In other books where the hero is a famous person, I've never really "gotten" why it was so rough to be in their shoes. I usually think, yes it sucks that they are being chased around by the press and that they have to live under a microscope, but really, wasn't that what they signed up for when they decided to become celebrities? With Graham though I could understand how he was feeling and why he was feeling this way. The fame just sort of snuck up on him all of a sudden. One thing led to another and suddenly, sort of without warning he was famous-- and lonely and isolated. I really felt for him. 

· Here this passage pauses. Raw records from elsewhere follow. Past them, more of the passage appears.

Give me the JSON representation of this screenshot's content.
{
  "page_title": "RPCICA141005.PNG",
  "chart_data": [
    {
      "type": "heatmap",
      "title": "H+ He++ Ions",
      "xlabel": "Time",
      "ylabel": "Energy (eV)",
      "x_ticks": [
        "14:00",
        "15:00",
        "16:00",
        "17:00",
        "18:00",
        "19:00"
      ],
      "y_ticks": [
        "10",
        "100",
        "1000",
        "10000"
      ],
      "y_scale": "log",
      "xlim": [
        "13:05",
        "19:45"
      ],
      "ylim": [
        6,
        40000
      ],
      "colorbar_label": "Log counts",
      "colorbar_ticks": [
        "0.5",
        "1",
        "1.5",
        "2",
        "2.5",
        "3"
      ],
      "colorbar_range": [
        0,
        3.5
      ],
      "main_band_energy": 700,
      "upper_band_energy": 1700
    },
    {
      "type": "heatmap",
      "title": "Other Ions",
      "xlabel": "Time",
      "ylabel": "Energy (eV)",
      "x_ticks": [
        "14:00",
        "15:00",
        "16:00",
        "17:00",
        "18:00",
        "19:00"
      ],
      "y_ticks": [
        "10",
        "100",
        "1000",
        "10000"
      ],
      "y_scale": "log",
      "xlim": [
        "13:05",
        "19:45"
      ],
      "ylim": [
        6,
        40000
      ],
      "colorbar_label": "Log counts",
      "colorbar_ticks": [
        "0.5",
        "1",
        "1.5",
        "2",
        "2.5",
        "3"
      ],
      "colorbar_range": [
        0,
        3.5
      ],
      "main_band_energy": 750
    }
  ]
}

Ellie...well I felt for her as well, but not as much as Graham. I understand the "secret" bad idea, and why she felt she had to keep it a secret, but it got old for me pretty quick. After her first angst filled decision to back away from Graham and his fame for personal reasons I was behind her, but when she kept doing it, again and again, it got old. 


The reason that this book got demoted from a five-star read to a three point five star was that even though Graham and Ellie came to really understand each other by the end and got their happily ever of a sort, but I didn't really feel it. There was something lacking the whole last half of the book with regard to their connection. After their first encounter and all their emails, I was expecting them not to be so typically teen-angsty, all muddled in their own emotions. In the last half of the book, they kept finding reason after reason why they couldn't see each other and had to keep rushing off to deal with other things in their lives. The things they were dealing with, especially Ellie, were no doubt important, but it seemed to detract rather than add to the central plot which was the story between Ellie and Graham. I guess I got the rationale for why the author included these things, but it wasn't the direction that I thought the story should go in. It stopped being the happy little love story and tried to go in a different direction-- one that I just wasn't feeling.


Just the same it was a pleasant little read and I recommend it.